TEMPO observations will considerably improve studies of traffic pollution, the movement of smoke and ash from forest fires and volcanoes, and the impact of fertilizer application on farms. Furthermore, TEMPO data will enable scientists to evaluate the health effects of pollutants and in the construction of neighborhood-scale air pollution maps, boosting knowledge of differences in air quality within a community. Data will be shared with partner agencies that monitor and forecast air quality, such as the EPA and the National Oceanic and Atmospheric Administration.
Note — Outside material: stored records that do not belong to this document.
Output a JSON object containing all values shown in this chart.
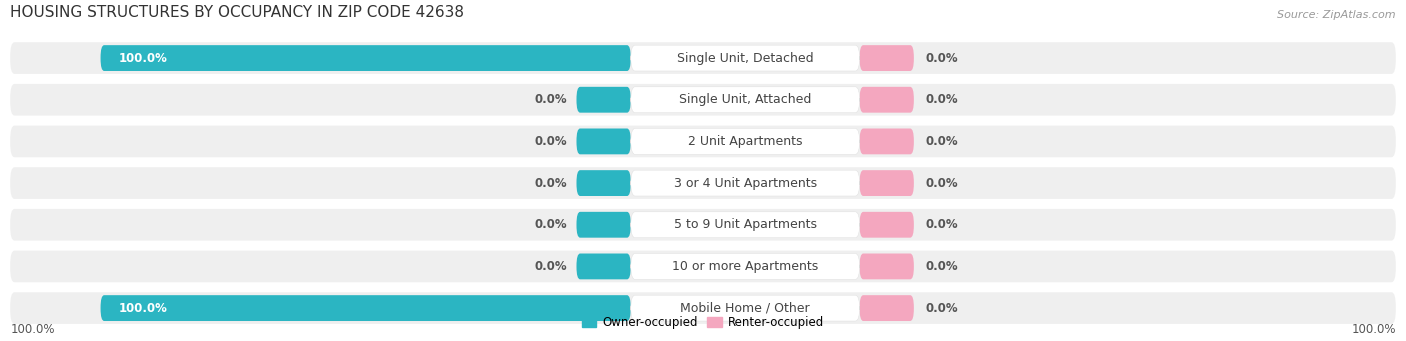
{
  "title": "HOUSING STRUCTURES BY OCCUPANCY IN ZIP CODE 42638",
  "source": "Source: ZipAtlas.com",
  "categories": [
    "Single Unit, Detached",
    "Single Unit, Attached",
    "2 Unit Apartments",
    "3 or 4 Unit Apartments",
    "5 to 9 Unit Apartments",
    "10 or more Apartments",
    "Mobile Home / Other"
  ],
  "owner_pct": [
    100.0,
    0.0,
    0.0,
    0.0,
    0.0,
    0.0,
    100.0
  ],
  "renter_pct": [
    0.0,
    0.0,
    0.0,
    0.0,
    0.0,
    0.0,
    0.0
  ],
  "owner_color": "#2BB5C2",
  "renter_color": "#F4A7BF",
  "row_bg_color": "#EFEFEF",
  "white_color": "#FFFFFF",
  "title_color": "#333333",
  "source_color": "#999999",
  "label_color": "#444444",
  "pct_color_on_bar": "#FFFFFF",
  "pct_color_off_bar": "#555555",
  "title_fontsize": 11,
  "source_fontsize": 8,
  "bar_label_fontsize": 8.5,
  "category_fontsize": 9,
  "legend_fontsize": 8.5,
  "axis_label_fontsize": 8.5
}
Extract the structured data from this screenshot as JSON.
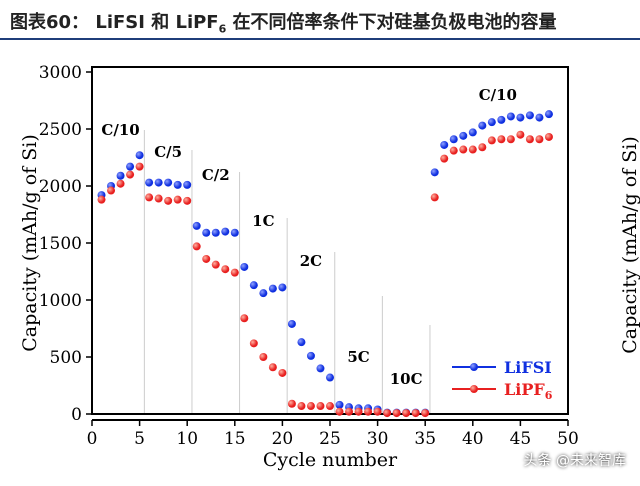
{
  "header": {
    "title_prefix": "图表60：",
    "title_main": "LiFSI 和 LiPF",
    "title_sub": "6",
    "title_rest": " 在不同倍率条件下对硅基负极电池的容量"
  },
  "watermark": "头条 @未来智库",
  "chart_data": {
    "type": "scatter",
    "xlabel": "Cycle number",
    "ylabel": "Capacity (mAh/g of Si)",
    "xlim": [
      0,
      50
    ],
    "ylim": [
      0,
      3000
    ],
    "xticks": [
      0,
      5,
      10,
      15,
      20,
      25,
      30,
      35,
      40,
      45,
      50
    ],
    "yticks": [
      0,
      500,
      1000,
      1500,
      2000,
      2500,
      3000
    ],
    "grid": false,
    "legend_position": "bottom-right",
    "colors": {
      "LiFSI": "#1030e0",
      "LiPF6": "#e82020"
    },
    "rate_labels": [
      {
        "text": "C/10",
        "x": 3
      },
      {
        "text": "C/5",
        "x": 8
      },
      {
        "text": "C/2",
        "x": 13
      },
      {
        "text": "1C",
        "x": 18
      },
      {
        "text": "2C",
        "x": 23
      },
      {
        "text": "5C",
        "x": 28
      },
      {
        "text": "10C",
        "x": 33
      },
      {
        "text": "C/10",
        "x": 42
      }
    ],
    "dividers": [
      5.5,
      10.5,
      15.5,
      20.5,
      25.5,
      30.5,
      35.5
    ],
    "x": [
      1,
      2,
      3,
      4,
      5,
      6,
      7,
      8,
      9,
      10,
      11,
      12,
      13,
      14,
      15,
      16,
      17,
      18,
      19,
      20,
      21,
      22,
      23,
      24,
      25,
      26,
      27,
      28,
      29,
      30,
      31,
      32,
      33,
      34,
      35,
      36,
      37,
      38,
      39,
      40,
      41,
      42,
      43,
      44,
      45,
      46,
      47,
      48
    ],
    "series": [
      {
        "name": "LiFSI",
        "values": [
          1920,
          2000,
          2090,
          2170,
          2270,
          2030,
          2030,
          2030,
          2010,
          2010,
          1650,
          1590,
          1590,
          1600,
          1590,
          1290,
          1130,
          1060,
          1100,
          1110,
          790,
          630,
          510,
          400,
          320,
          80,
          60,
          50,
          50,
          40,
          12,
          12,
          12,
          12,
          12,
          2120,
          2360,
          2410,
          2440,
          2470,
          2530,
          2560,
          2580,
          2610,
          2600,
          2620,
          2600,
          2630
        ]
      },
      {
        "name": "LiPF",
        "name_sub": "6",
        "values": [
          1880,
          1960,
          2020,
          2100,
          2170,
          1900,
          1890,
          1870,
          1880,
          1870,
          1470,
          1360,
          1310,
          1270,
          1240,
          840,
          620,
          500,
          410,
          360,
          90,
          70,
          70,
          70,
          70,
          20,
          20,
          20,
          20,
          20,
          8,
          8,
          8,
          8,
          8,
          1900,
          2240,
          2310,
          2320,
          2320,
          2340,
          2400,
          2410,
          2410,
          2450,
          2410,
          2410,
          2430
        ]
      }
    ]
  },
  "right_partial_axis_label": "Capacity (mAh/g of Si)"
}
TEMPO, which was launched in April atop a Maxar Intelsat 40e satellite on a SpaceX Falcon 9 rocket, conducts hourly daytime scans of the lower atmosphere over North America from the Atlantic Ocean to the Pacific coast, and roughly from Mexico City to central Canada. The primary equipment is a sophisticated spectrometer that detects pollution that would otherwise be hidden inside reflected sunlight.
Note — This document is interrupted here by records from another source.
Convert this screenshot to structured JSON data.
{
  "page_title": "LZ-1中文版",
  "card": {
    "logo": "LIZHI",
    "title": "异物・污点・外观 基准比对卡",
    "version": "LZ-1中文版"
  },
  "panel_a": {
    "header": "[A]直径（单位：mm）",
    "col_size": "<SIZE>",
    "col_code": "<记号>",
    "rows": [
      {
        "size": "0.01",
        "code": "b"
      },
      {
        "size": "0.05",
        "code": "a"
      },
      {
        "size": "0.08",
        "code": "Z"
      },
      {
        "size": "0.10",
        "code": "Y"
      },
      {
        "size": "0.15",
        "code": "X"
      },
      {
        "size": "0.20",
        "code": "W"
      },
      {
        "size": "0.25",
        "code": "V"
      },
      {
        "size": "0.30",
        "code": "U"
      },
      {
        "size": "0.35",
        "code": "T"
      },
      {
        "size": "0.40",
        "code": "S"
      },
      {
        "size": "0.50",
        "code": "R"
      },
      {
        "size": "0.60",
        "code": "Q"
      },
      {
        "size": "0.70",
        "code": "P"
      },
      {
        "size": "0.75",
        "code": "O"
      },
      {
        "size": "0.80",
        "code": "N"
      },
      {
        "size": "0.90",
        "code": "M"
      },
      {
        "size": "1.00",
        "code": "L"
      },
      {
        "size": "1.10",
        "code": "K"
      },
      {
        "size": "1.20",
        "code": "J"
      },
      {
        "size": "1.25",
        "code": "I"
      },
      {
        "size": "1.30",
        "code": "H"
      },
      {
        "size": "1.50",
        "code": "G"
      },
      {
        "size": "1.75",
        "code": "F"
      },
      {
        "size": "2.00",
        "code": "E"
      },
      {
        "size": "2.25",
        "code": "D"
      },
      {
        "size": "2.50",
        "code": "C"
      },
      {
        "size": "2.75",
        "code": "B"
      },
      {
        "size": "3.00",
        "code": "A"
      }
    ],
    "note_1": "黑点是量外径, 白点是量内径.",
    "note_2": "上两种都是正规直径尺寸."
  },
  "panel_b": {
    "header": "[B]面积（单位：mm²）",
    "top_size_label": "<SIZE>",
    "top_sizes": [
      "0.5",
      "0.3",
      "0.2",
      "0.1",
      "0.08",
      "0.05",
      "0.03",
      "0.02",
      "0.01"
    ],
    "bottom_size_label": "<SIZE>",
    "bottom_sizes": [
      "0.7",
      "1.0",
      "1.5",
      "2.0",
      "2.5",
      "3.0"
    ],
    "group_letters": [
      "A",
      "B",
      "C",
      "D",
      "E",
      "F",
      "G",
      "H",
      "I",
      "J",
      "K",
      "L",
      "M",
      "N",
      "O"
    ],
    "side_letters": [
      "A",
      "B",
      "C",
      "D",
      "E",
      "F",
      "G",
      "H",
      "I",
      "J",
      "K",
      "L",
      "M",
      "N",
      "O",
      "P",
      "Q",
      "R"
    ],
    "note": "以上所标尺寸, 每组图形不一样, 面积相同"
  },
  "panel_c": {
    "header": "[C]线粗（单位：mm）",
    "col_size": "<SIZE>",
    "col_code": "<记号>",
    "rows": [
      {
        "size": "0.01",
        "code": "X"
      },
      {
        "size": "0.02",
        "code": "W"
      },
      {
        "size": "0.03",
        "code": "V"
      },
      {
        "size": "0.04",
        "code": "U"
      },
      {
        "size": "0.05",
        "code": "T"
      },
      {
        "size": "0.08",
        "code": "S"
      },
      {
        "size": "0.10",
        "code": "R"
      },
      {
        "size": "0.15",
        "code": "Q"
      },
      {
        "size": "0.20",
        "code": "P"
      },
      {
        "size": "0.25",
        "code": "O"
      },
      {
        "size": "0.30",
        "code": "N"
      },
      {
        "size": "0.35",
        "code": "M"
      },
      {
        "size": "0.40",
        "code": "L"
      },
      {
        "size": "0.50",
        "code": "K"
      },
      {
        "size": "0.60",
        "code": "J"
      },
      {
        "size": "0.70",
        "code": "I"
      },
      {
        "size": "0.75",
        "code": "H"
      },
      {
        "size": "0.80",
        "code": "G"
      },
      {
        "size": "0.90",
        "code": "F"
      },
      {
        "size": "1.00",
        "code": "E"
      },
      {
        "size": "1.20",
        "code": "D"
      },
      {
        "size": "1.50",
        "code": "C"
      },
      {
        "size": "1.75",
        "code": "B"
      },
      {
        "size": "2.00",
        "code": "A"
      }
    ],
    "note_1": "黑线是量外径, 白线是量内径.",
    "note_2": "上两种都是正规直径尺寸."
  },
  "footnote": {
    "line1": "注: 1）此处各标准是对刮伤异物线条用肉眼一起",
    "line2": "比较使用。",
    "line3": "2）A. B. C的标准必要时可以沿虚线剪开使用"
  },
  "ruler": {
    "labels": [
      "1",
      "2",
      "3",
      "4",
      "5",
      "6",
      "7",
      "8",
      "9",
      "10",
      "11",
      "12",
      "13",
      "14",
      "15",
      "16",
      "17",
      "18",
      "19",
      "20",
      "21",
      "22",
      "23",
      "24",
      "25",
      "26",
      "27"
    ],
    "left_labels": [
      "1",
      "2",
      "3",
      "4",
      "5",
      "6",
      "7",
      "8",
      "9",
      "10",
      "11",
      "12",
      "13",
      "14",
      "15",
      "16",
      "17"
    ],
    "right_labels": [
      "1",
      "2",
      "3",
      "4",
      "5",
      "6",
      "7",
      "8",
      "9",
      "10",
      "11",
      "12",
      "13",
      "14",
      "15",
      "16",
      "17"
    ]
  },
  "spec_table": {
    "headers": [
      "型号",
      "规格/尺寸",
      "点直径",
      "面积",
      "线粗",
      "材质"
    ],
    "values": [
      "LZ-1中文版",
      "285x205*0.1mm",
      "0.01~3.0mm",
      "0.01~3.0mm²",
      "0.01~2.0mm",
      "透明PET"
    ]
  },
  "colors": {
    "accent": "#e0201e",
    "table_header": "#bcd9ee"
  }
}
NASA and the Smithsonian Astrophysical Observatory (SAO) in Cambridge, Massachusetts collaborated on the science mission.

NASA’s initial pollution maps from the mission show nitrogen dioxide gas concentrations from pollution near cities and major traffic arteries in North America. TEMPO quantifies the amount of sunlight that is reflected and scattered off the Earth’s surface, clouds, and atmosphere. Sunlight is absorbed by gases in the atmosphere, and the resulting spectra are used to calculate the concentrations of many gases in the atmosphere, including nitrogen dioxide.
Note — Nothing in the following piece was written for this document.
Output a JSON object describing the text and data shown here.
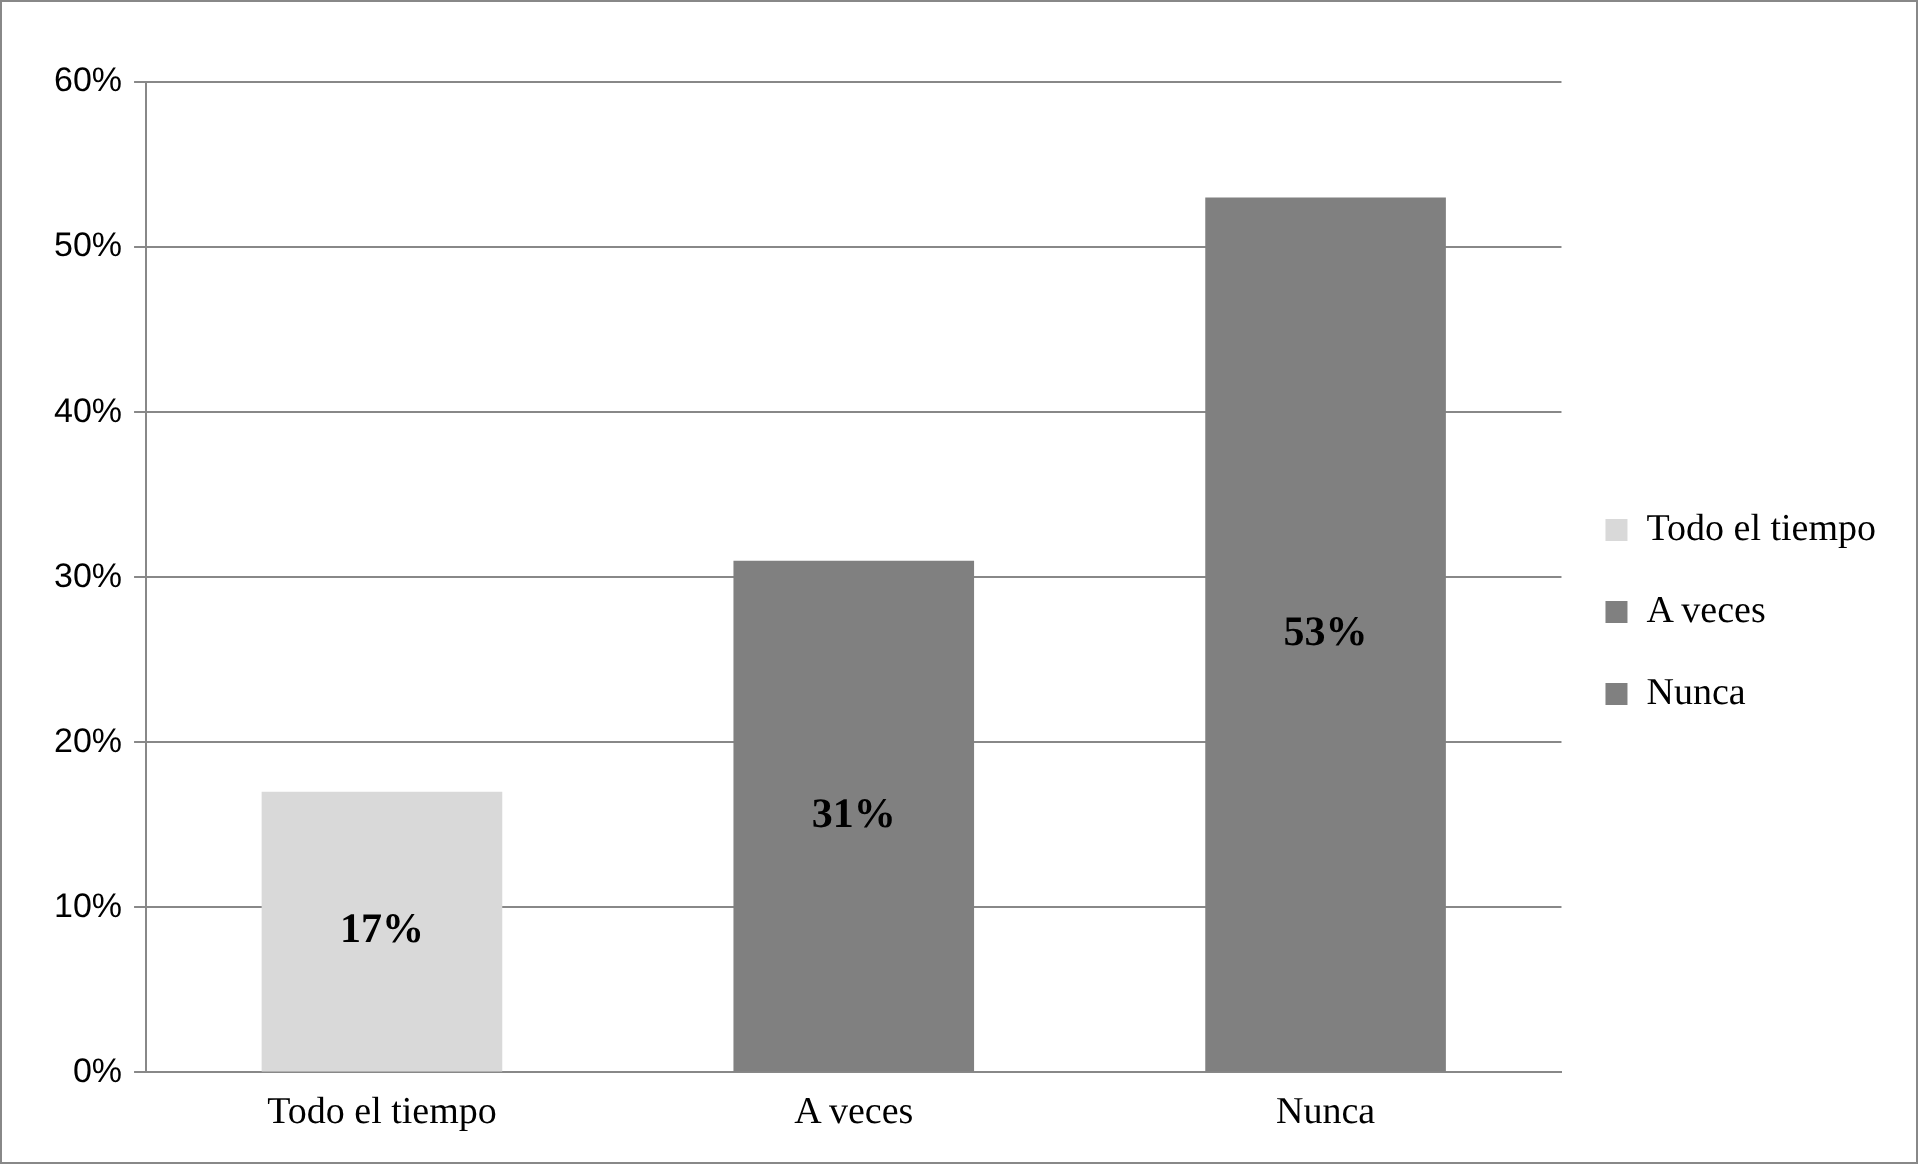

Six scans were performed between 11:12 a.m. and 5:27 p.m. EDT on August 2. Close-up views concentrate on the southwestern United States, from Los Angeles to Las Vegas; central and eastern Texas to New Orleans; and the Interstate 95 corridor between New York and Washington. The data were collected during TEMPO’s “first light” period, which ran from July 31 to August 2, when mission controllers opened the spectrometer to examine the Sun and Earth and begin a series of tests and solar calibrations.

“TEMPO is beginning to measure hourly daytime air pollution over greater North America,” Kelly Chance, SAO senior physicist and TEMPO principle investigator, said. “It monitors ozone, nitrogen dioxide, formaldehyde, aerosols, water vapor, and a variety of trace gases.” There are now about 50 science investigations planned based on this new data collection method.”

Ball Aerospace created the TEMPO instrument, which was incorporated with the Maxar-made Intelsat 40e satellite. NASA, Ball Aerospace, and SAO teams have been verifying and calibrating the satellite’s systems and components since launch. The equipment will start collecting hourly daytime scans in October, making it the first instrument to observe pollution over North America in this manner.

“We are excited to see the initial data from the TEMPO instrument and that the performance is as good as we could have imagined now that it is operating in space,” said Kevin Daugherty, project manager for the TEMPO instrument at NASA’s Langley Research Center in Hampton, Virginia. “We are excited to finish commissioning the instrument and then begin science research.”

TEMPO is a component of NASA’s Earth Venture Instrument program, which involves modest, focused science projects that supplement NASA’s bigger research programs. The sensor is also part of a virtual network of Northern Hemisphere air pollution monitors that includes South Korea’s Geostationary Environment Monitoring Spectrometer and the European Space Agency’s Sentinel-4 satellite.